Really this other tumor was originally planned to be treated by now. If you recall. the right tumor grew quickly in 2004 leaving me with an immediate treatment decision. The plan was to radiate these 3 large tumors over a 2 year period. Unfortunately things did not pan out as anticipated and the first tumor got bigger.

I think before the surgery I was maybe speculating that I could get the second tumor radiated once the other two had been removed and debulked (thinking there was more room if it swelled). Really though, the tumor is too large. It will still be there and pose the same threat as did the other. At this time, the only solution for the time being is to remove as much of it as possible. I don't think I comprehended that point back then as the immediate concern was the current tumor which was larger and causing problems.

So here we are back in a near same place again (worrying about another surgery and tumor). As was before, it is best to get it done while I am strong (especially seeing as I did so well with the first surgery) rather than too late when there are irreversible problems. Yet I am suffering the same grasshopper procrastination as when I went through chemo. It is nice to start feeling good and not want to feel like crap again. As I got stronger through the treatments, it was hard to go back in. Just when I started feeling great it was time to do it again. I had a hard time coming out of surgery immediately afterward that I do not look forward to enduring again.
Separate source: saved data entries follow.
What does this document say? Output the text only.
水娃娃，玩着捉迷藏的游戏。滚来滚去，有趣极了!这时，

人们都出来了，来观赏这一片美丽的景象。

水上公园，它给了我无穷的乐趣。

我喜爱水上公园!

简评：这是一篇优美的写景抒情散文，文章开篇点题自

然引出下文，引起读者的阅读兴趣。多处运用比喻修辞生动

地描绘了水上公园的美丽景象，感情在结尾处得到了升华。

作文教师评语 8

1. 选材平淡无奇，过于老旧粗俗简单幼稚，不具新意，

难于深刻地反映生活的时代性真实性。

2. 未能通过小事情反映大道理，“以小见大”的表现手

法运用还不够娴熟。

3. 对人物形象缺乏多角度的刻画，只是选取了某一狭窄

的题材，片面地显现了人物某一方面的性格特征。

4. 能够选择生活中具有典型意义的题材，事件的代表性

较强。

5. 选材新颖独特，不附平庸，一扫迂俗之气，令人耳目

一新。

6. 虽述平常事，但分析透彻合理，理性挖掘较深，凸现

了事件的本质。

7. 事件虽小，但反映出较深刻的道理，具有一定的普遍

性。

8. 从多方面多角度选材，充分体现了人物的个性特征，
As I have been doing great in recovery I got on some wild fantasy that I could completely skip 2008 in dealing with any of this and having another surgery. I had the mentality of checking out and taking a vacation from NF2. I am still somewhat in that frame of mind. I told the doctor that I will not even consider surgery until at least the fall when I have my next MRI.

Plans for spring and summer 2008?
A) do some snowshoeing
B) climb the Columbia tower in Seattle
C) improve running to run some 5ks and maybe a 10k
D) paraglide off Tiger Mountain in Issaquah to celebrate my 15th year of remission from Hodgkin's Lymphoma - this is the biggest one that I have been waiting YEARS to do
E) return to scuba - this is another biggie I have been waiting years to do again; in case you did not know, I have been an avid diver since age 19 but stopped in 2004 after the news of the rapid growth of the right tumor which got larger after treatment
F) figure out some way to try rollerblading again - this was also a very big sport for me that I avidly did (completed 4 25-26 miles Seattle Super Skate courses) but have not done since 2004 before the radiosurgery treatment

As you can see, I have lots of plans to which a surgery would put a dent in all those things. I plan to play first - who knows how long that will last? You must seize the opportunity when it presents itself. I have to train to do all these things which would be an added bonus as I have to train, keep fit, and get ready for the next surgery anyway. So that is how 2008 is looking. As my friend Greg with NF2 says "Every day is a training day."